“How would you define happiness?” I asked friends and family in an e-mail…
The first reply was from my mom, “Happiness is seeing my grandson, and him saying ‘Grandma,” she wrote.
So, Mom’s definition is on par with Webster’s. My friend John is a library director.
“I think of happiness as momentary and uncertain. It is joy (a more spiritual value) that sustains me even in the darkest times and in the most painful circumstances,” he wrote.
The difference in how one defines happiness while looking at a baby’s face is strikingly different than how one defines it while looking at a wall of books.
John added an important layer to the discussion. Is happiness different than joy? The joy I write about in this column often points to more substantial events like a baby learning to walk than fleeting, funny moments, like said baby slipping on a banana peel and then landing on a whoopee cushion. But is there a difference between the two in the moment?
“This is a stream of consciousness rather than a definition but here goes,” my mother-in-law writes. “I really do believe that happiness is a state of mind and a decision. ‘Things’ give me transient satisfaction but the feeling that I am contributing to the world in some way, whether it is through paid employment or how I treat the people I meet or deal with everyday, I am happy.”
Actually, many philosophers agree that this is an integral part of deep happiness. To illustrate this they concocted a thought experiment in which there exists a pleasure machine.
Much like the movie The Matrix, the perfect pleasure machine allows people to plug in and experience whatever experiences they think will make them happy. Want to be a rock star? Poof! You’re a rock star.
The experience would be perfect. It would seem tactile and real in every way to those who are plugged in, and yet the majority of people say they would opt out. They would rather live their real lives. Philosophers believe this is because people want their lives to add up to something.
So it is more than a positive emotion about your current condition. Life only adds up to something through our toil and that means that happiness is more than being satisfied.

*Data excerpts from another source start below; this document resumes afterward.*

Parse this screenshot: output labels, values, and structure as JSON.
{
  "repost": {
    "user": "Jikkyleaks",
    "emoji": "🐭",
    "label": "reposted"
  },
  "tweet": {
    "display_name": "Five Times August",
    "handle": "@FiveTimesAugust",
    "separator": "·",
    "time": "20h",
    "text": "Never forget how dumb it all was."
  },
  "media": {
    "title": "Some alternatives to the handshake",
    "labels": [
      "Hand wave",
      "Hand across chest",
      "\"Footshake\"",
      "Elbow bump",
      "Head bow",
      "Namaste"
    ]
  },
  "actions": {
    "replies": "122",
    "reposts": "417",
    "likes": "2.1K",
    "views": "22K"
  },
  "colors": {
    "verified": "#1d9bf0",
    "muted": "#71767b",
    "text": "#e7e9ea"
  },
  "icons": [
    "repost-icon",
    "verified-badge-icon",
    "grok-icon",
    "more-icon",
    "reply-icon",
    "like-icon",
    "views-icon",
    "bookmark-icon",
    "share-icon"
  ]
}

It’s not just a situation that we find ourselves in—we have to contribute to it.
If Aristotle had e-mail, I am sure that he would love to contribute at this point in the discourse.
“Happiness would be the result of living a just life,” he’d click out on his keyboard before spilling his late night coffee across his open-toed sandals.
A just life, in Aristotle’s view, would be a life that is built on careful decisions, in accordance with one’s beliefs.
“Living a life that is loving and giving in the light of eternity,” writes poet Sander Zulauf who was one of my great teachers in college.